An improved dealiasing scheme for the fourth‐order Runge‐Kutta method: Formulation, accuracy and efficiency analysis

Abstract

SummaryIn this paper, the Random Phase Shift Method (RPSM) dealiasing scheme has been developed with the classical fourth‐order explicit Runge‐Kutta (RK4) method. This scheme is implemented in different benchmark problems to verify its numerical accuracy and computational efficiency where strong gradients are present in the solution. The propagation of aliasing errors through the substeps of RK4 is derived to show the existence of the residual aliasing error terms which results in mild smoothing effect without dissipating the small‐scale flow structures. Smoothness and numerical stability in the solutions obtained from the RPSM scheme also remain well preserved even at under‐resolved conditions. Numerical results agree well with the analytical and the computed solutions from previous studies.

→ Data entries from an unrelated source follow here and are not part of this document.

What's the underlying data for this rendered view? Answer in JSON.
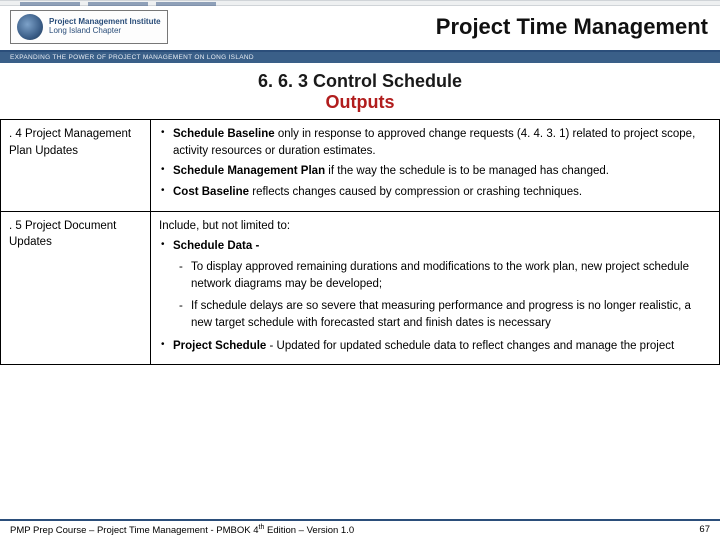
{
  "header": {
    "logo_line1": "Project Management Institute",
    "logo_line2": "Long Island Chapter",
    "page_title": "Project Time Management",
    "tagline": "EXPANDING THE POWER OF PROJECT MANAGEMENT ON LONG ISLAND"
  },
  "section": {
    "title": "6. 6. 3 Control Schedule",
    "subtitle": "Outputs"
  },
  "rows": [
    {
      "label": ". 4 Project Management Plan Updates",
      "lead": "",
      "bullets": [
        {
          "bold": "Schedule Baseline",
          "rest": " only in response to approved change requests (4. 4. 3. 1) related to project scope, activity resources or duration estimates."
        },
        {
          "bold": "Schedule Management Plan",
          "rest": " if the way the schedule is to be managed has changed."
        },
        {
          "bold": "Cost Baseline ",
          "rest": " reflects changes caused by compression or crashing techniques."
        }
      ],
      "sub": []
    },
    {
      "label": ". 5 Project Document Updates",
      "lead": "Include, but not limited to:",
      "bullets": [
        {
          "bold": "Schedule Data -",
          "rest": ""
        }
      ],
      "sub": [
        "To display approved remaining durations and modifications to the work plan, new project schedule network diagrams may be developed;",
        "If schedule delays are so severe that measuring performance and progress is no longer realistic, a new target schedule with forecasted start and finish dates is necessary"
      ],
      "bullets2": [
        {
          "bold": "Project Schedule",
          "rest": " - Updated for updated schedule data to reflect changes and manage the project"
        }
      ]
    }
  ],
  "footer": {
    "left_a": "PMP Prep Course – Project Time Management - PMBOK 4",
    "left_sup": "th",
    "left_b": " Edition – Version 1.0",
    "page": "67"
  }
}
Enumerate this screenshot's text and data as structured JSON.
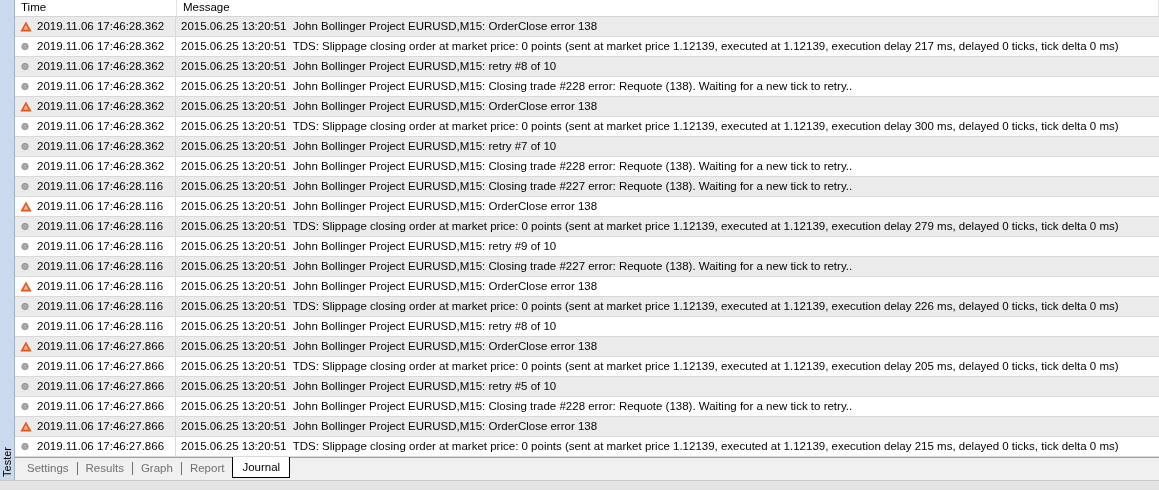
{
  "side_label": "Tester",
  "table": {
    "columns": [
      "Time",
      "Message"
    ],
    "rows": [
      {
        "kind": "warning",
        "time": "2019.11.06 17:46:28.362",
        "message": "2015.06.25 13:20:51  John Bollinger Project EURUSD,M15: OrderClose error 138"
      },
      {
        "kind": "info",
        "time": "2019.11.06 17:46:28.362",
        "message": "2015.06.25 13:20:51  TDS: Slippage closing order at market price: 0 points (sent at market price 1.12139, executed at 1.12139, execution delay 217 ms, delayed 0 ticks, tick delta 0 ms)"
      },
      {
        "kind": "info",
        "time": "2019.11.06 17:46:28.362",
        "message": "2015.06.25 13:20:51  John Bollinger Project EURUSD,M15: retry #8 of 10"
      },
      {
        "kind": "info",
        "time": "2019.11.06 17:46:28.362",
        "message": "2015.06.25 13:20:51  John Bollinger Project EURUSD,M15: Closing trade #228 error: Requote (138). Waiting for a new tick to retry.."
      },
      {
        "kind": "warning",
        "time": "2019.11.06 17:46:28.362",
        "message": "2015.06.25 13:20:51  John Bollinger Project EURUSD,M15: OrderClose error 138"
      },
      {
        "kind": "info",
        "time": "2019.11.06 17:46:28.362",
        "message": "2015.06.25 13:20:51  TDS: Slippage closing order at market price: 0 points (sent at market price 1.12139, executed at 1.12139, execution delay 300 ms, delayed 0 ticks, tick delta 0 ms)"
      },
      {
        "kind": "info",
        "time": "2019.11.06 17:46:28.362",
        "message": "2015.06.25 13:20:51  John Bollinger Project EURUSD,M15: retry #7 of 10"
      },
      {
        "kind": "info",
        "time": "2019.11.06 17:46:28.362",
        "message": "2015.06.25 13:20:51  John Bollinger Project EURUSD,M15: Closing trade #228 error: Requote (138). Waiting for a new tick to retry.."
      },
      {
        "kind": "info",
        "time": "2019.11.06 17:46:28.116",
        "message": "2015.06.25 13:20:51  John Bollinger Project EURUSD,M15: Closing trade #227 error: Requote (138). Waiting for a new tick to retry.."
      },
      {
        "kind": "warning",
        "time": "2019.11.06 17:46:28.116",
        "message": "2015.06.25 13:20:51  John Bollinger Project EURUSD,M15: OrderClose error 138"
      },
      {
        "kind": "info",
        "time": "2019.11.06 17:46:28.116",
        "message": "2015.06.25 13:20:51  TDS: Slippage closing order at market price: 0 points (sent at market price 1.12139, executed at 1.12139, execution delay 279 ms, delayed 0 ticks, tick delta 0 ms)"
      },
      {
        "kind": "info",
        "time": "2019.11.06 17:46:28.116",
        "message": "2015.06.25 13:20:51  John Bollinger Project EURUSD,M15: retry #9 of 10"
      },
      {
        "kind": "info",
        "time": "2019.11.06 17:46:28.116",
        "message": "2015.06.25 13:20:51  John Bollinger Project EURUSD,M15: Closing trade #227 error: Requote (138). Waiting for a new tick to retry.."
      },
      {
        "kind": "warning",
        "time": "2019.11.06 17:46:28.116",
        "message": "2015.06.25 13:20:51  John Bollinger Project EURUSD,M15: OrderClose error 138"
      },
      {
        "kind": "info",
        "time": "2019.11.06 17:46:28.116",
        "message": "2015.06.25 13:20:51  TDS: Slippage closing order at market price: 0 points (sent at market price 1.12139, executed at 1.12139, execution delay 226 ms, delayed 0 ticks, tick delta 0 ms)"
      },
      {
        "kind": "info",
        "time": "2019.11.06 17:46:28.116",
        "message": "2015.06.25 13:20:51  John Bollinger Project EURUSD,M15: retry #8 of 10"
      },
      {
        "kind": "warning",
        "time": "2019.11.06 17:46:27.866",
        "message": "2015.06.25 13:20:51  John Bollinger Project EURUSD,M15: OrderClose error 138"
      },
      {
        "kind": "info",
        "time": "2019.11.06 17:46:27.866",
        "message": "2015.06.25 13:20:51  TDS: Slippage closing order at market price: 0 points (sent at market price 1.12139, executed at 1.12139, execution delay 205 ms, delayed 0 ticks, tick delta 0 ms)"
      },
      {
        "kind": "info",
        "time": "2019.11.06 17:46:27.866",
        "message": "2015.06.25 13:20:51  John Bollinger Project EURUSD,M15: retry #5 of 10"
      },
      {
        "kind": "info",
        "time": "2019.11.06 17:46:27.866",
        "message": "2015.06.25 13:20:51  John Bollinger Project EURUSD,M15: Closing trade #228 error: Requote (138). Waiting for a new tick to retry.."
      },
      {
        "kind": "warning",
        "time": "2019.11.06 17:46:27.866",
        "message": "2015.06.25 13:20:51  John Bollinger Project EURUSD,M15: OrderClose error 138"
      },
      {
        "kind": "info",
        "time": "2019.11.06 17:46:27.866",
        "message": "2015.06.25 13:20:51  TDS: Slippage closing order at market price: 0 points (sent at market price 1.12139, executed at 1.12139, execution delay 215 ms, delayed 0 ticks, tick delta 0 ms)"
      }
    ]
  },
  "tabs": [
    {
      "label": "Settings",
      "selected": false
    },
    {
      "label": "Results",
      "selected": false
    },
    {
      "label": "Graph",
      "selected": false
    },
    {
      "label": "Report",
      "selected": false
    },
    {
      "label": "Journal",
      "selected": true
    }
  ]
}
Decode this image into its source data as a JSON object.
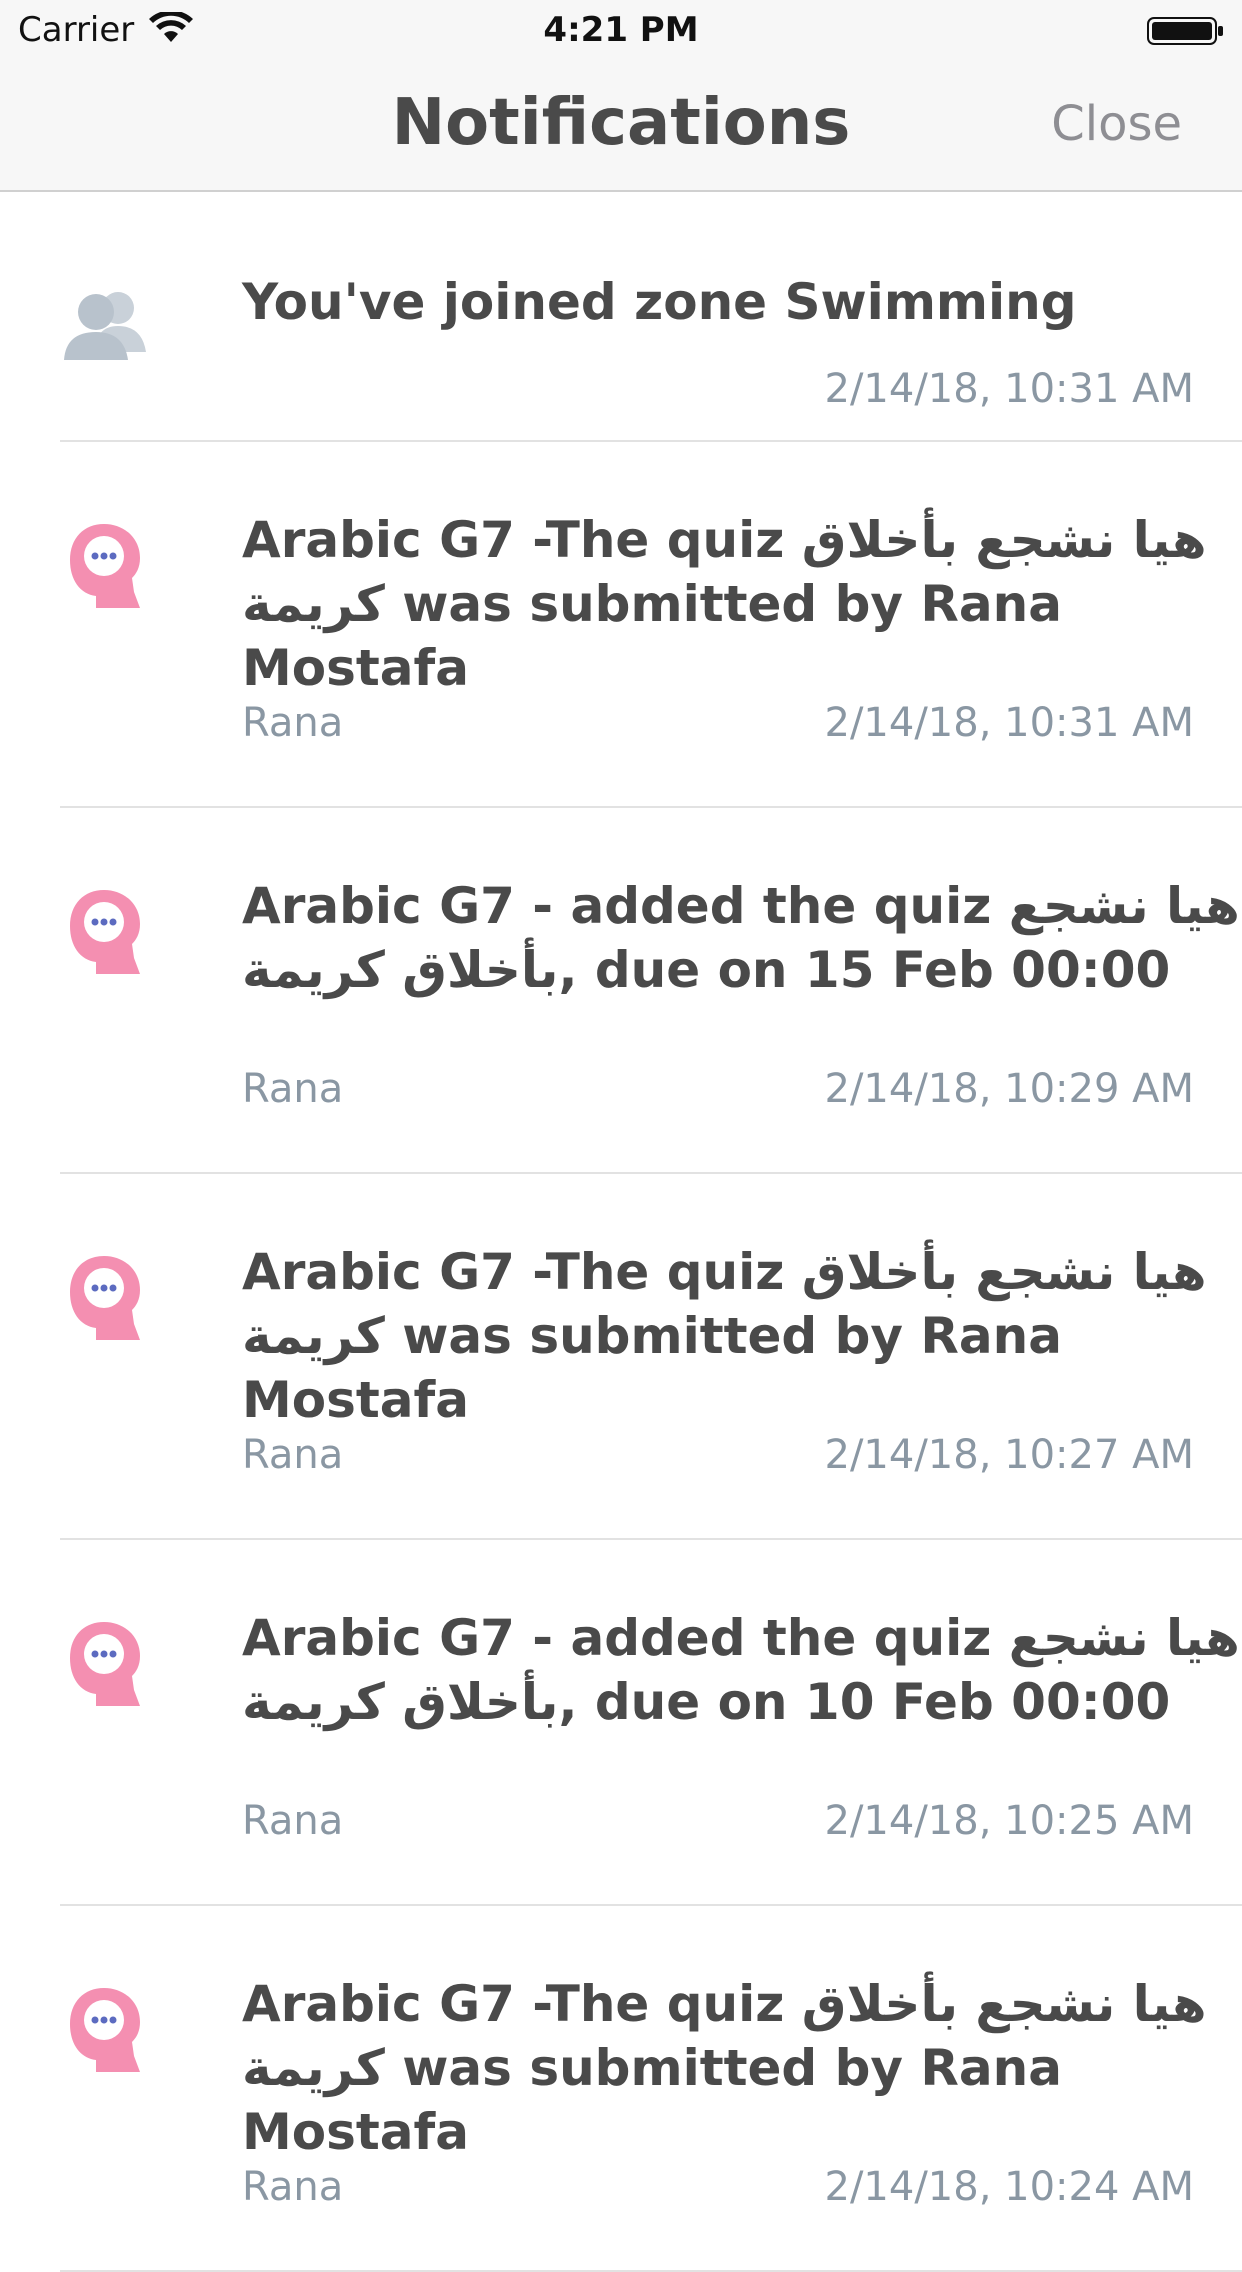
{
  "status_bar": {
    "carrier": "Carrier",
    "time": "4:21 PM"
  },
  "nav": {
    "title": "Notifications",
    "close_label": "Close"
  },
  "notifications": [
    {
      "icon": "group-icon",
      "title": "You've joined zone Swimming",
      "sender": "",
      "time": "2/14/18, 10:31 AM"
    },
    {
      "icon": "chat-head-icon",
      "title": "Arabic G7 -The quiz  هيا نشجع بأخلاق كريمة was submitted by Rana Mostafa",
      "sender": "Rana",
      "time": "2/14/18, 10:31 AM"
    },
    {
      "icon": "chat-head-icon",
      "title": "Arabic G7 -  added the quiz  هيا نشجع بأخلاق كريمة, due on 15 Feb 00:00",
      "sender": "Rana",
      "time": "2/14/18, 10:29 AM"
    },
    {
      "icon": "chat-head-icon",
      "title": "Arabic G7 -The quiz  هيا نشجع بأخلاق كريمة was submitted by Rana Mostafa",
      "sender": "Rana",
      "time": "2/14/18, 10:27 AM"
    },
    {
      "icon": "chat-head-icon",
      "title": "Arabic G7 -  added the quiz  هيا نشجع بأخلاق كريمة, due on 10 Feb 00:00",
      "sender": "Rana",
      "time": "2/14/18, 10:25 AM"
    },
    {
      "icon": "chat-head-icon",
      "title": "Arabic G7 -The quiz  هيا نشجع بأخلاق كريمة was submitted by Rana Mostafa",
      "sender": "Rana",
      "time": "2/14/18, 10:24 AM"
    }
  ],
  "colors": {
    "chat_icon_pink": "#f48fb1",
    "chat_icon_dots": "#5c6bc0",
    "group_icon_gray": "#b8c2cc",
    "secondary_text": "#8a97a3"
  }
}
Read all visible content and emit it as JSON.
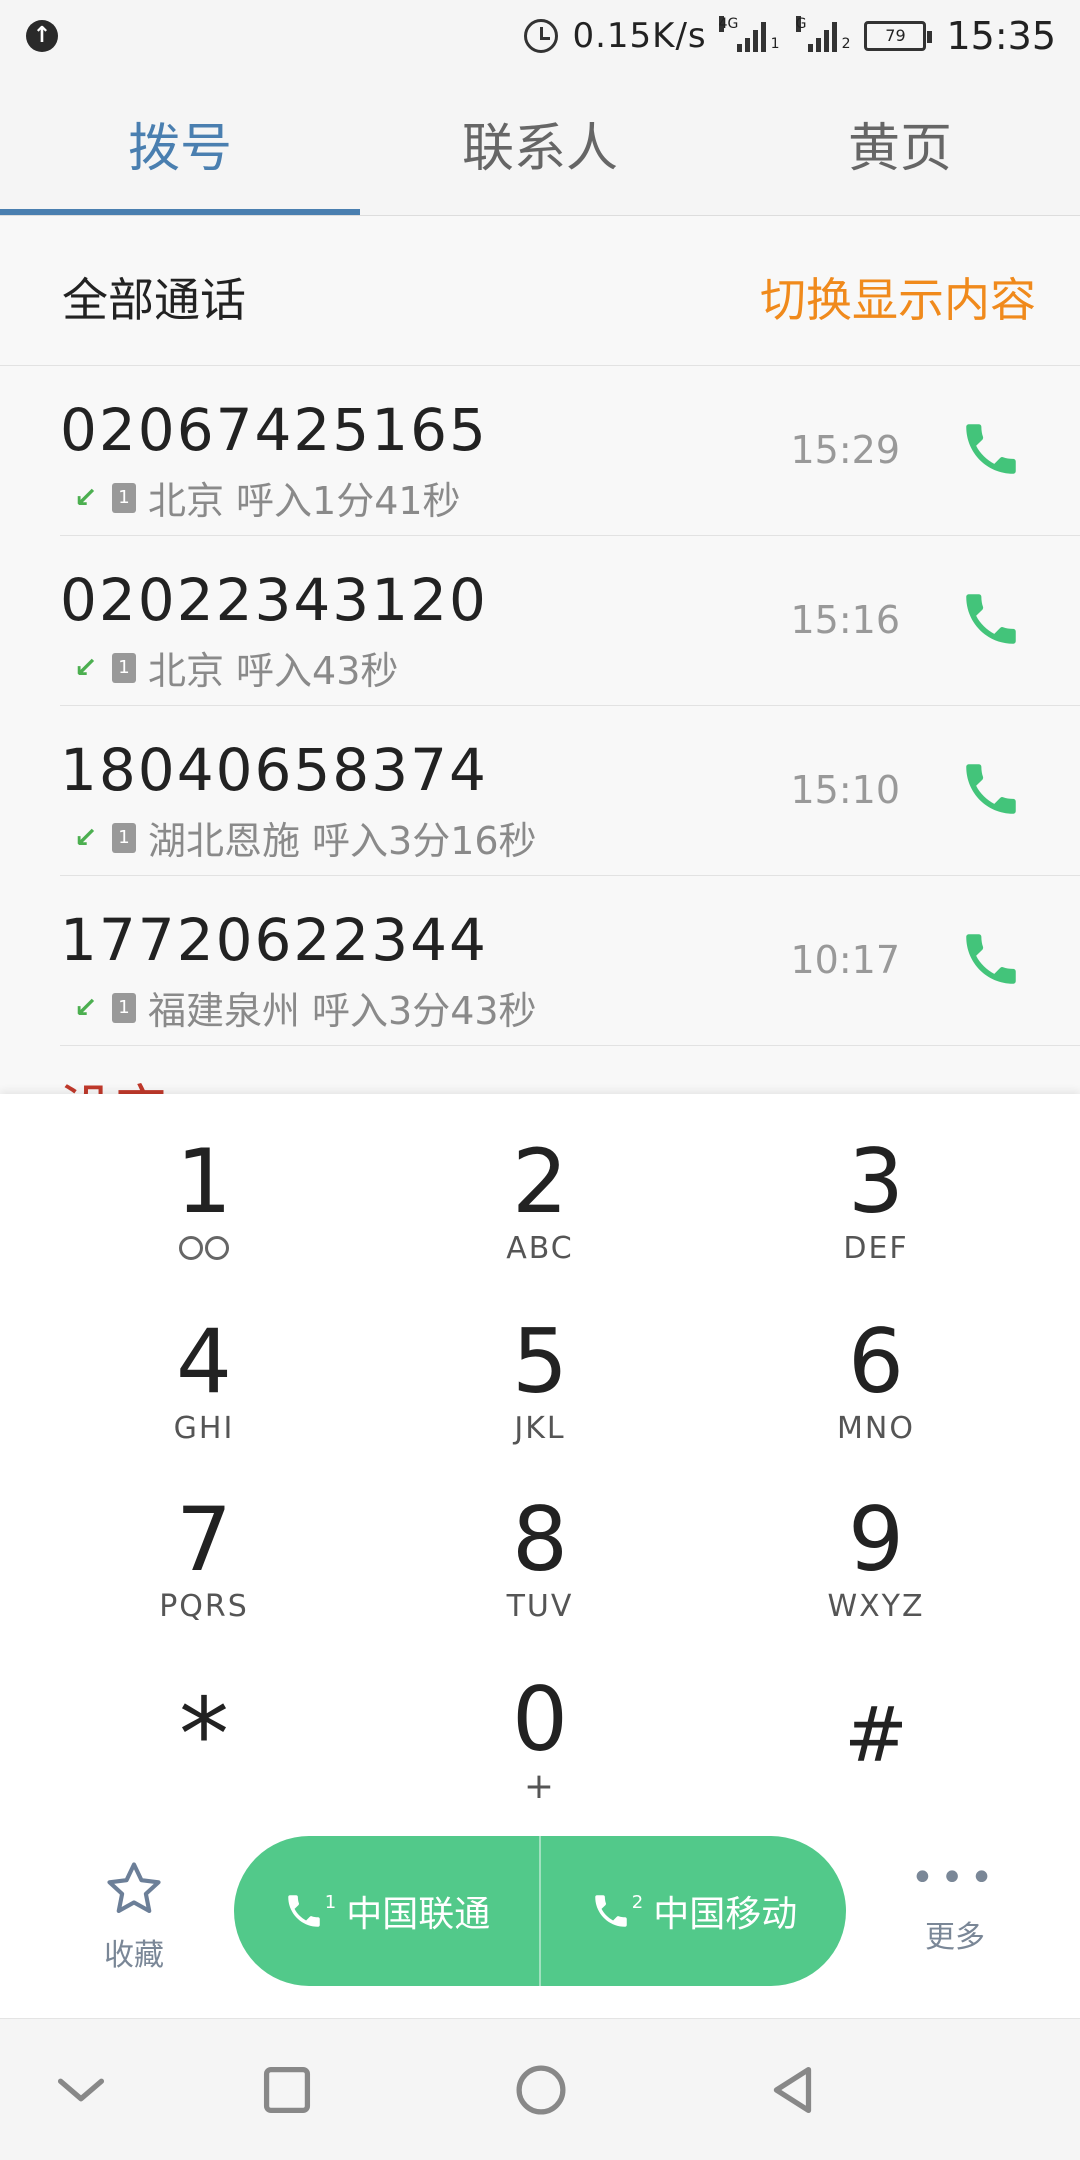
{
  "status_bar": {
    "net_speed": "0.15K/s",
    "sim1_network": "4G",
    "sim1_index": "1",
    "sim2_network": "G",
    "sim2_index": "2",
    "battery": "79",
    "time": "15:35"
  },
  "tabs": [
    {
      "label": "拨号",
      "active": true
    },
    {
      "label": "联系人",
      "active": false
    },
    {
      "label": "黄页",
      "active": false
    }
  ],
  "filter": {
    "title": "全部通话",
    "toggle_label": "切换显示内容"
  },
  "calls": [
    {
      "number": "02067425165",
      "sim": "1",
      "location": "北京",
      "detail": "呼入1分41秒",
      "time": "15:29"
    },
    {
      "number": "02022343120",
      "sim": "1",
      "location": "北京",
      "detail": "呼入43秒",
      "time": "15:16"
    },
    {
      "number": "18040658374",
      "sim": "1",
      "location": "湖北恩施",
      "detail": "呼入3分16秒",
      "time": "15:10"
    },
    {
      "number": "17720622344",
      "sim": "1",
      "location": "福建泉州",
      "detail": "呼入3分43秒",
      "time": "10:17"
    }
  ],
  "peek_text": "没宝",
  "keypad": [
    {
      "digit": "1",
      "letters": ""
    },
    {
      "digit": "2",
      "letters": "ABC"
    },
    {
      "digit": "3",
      "letters": "DEF"
    },
    {
      "digit": "4",
      "letters": "GHI"
    },
    {
      "digit": "5",
      "letters": "JKL"
    },
    {
      "digit": "6",
      "letters": "MNO"
    },
    {
      "digit": "7",
      "letters": "PQRS"
    },
    {
      "digit": "8",
      "letters": "TUV"
    },
    {
      "digit": "9",
      "letters": "WXYZ"
    },
    {
      "digit": "*",
      "letters": ""
    },
    {
      "digit": "0",
      "letters": "+"
    },
    {
      "digit": "#",
      "letters": ""
    }
  ],
  "actions": {
    "favorites_label": "收藏",
    "sim1_label": "中国联通",
    "sim1_index": "1",
    "sim2_label": "中国移动",
    "sim2_index": "2",
    "more_label": "更多"
  },
  "colors": {
    "accent": "#4a7fb0",
    "toggle": "#f08a1c",
    "call_green": "#52c98a"
  }
}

RPSM scheme shows a slight delay in the formation of numerical singularity for the inviscid flows but the filtering‐based schemes suffer from early blow‐up problem. We observe that this scheme displays better resolving ability than higher‐order exponential smoothing spectral filter scheme in capturing the strong fronts accurately even at just resolved spatial grid resolutions. Three‐dimensional truncation‐based dealiasing scheme, spherical truncation (SPT) shows vortices generated due to the parasitic currents in the solution of the inviscid three‐dimensional Taylor Green (TG) vortex flows. RPSM displays only the accurate isocontours of vortical field at nearly same computational expenses as the SPT scheme.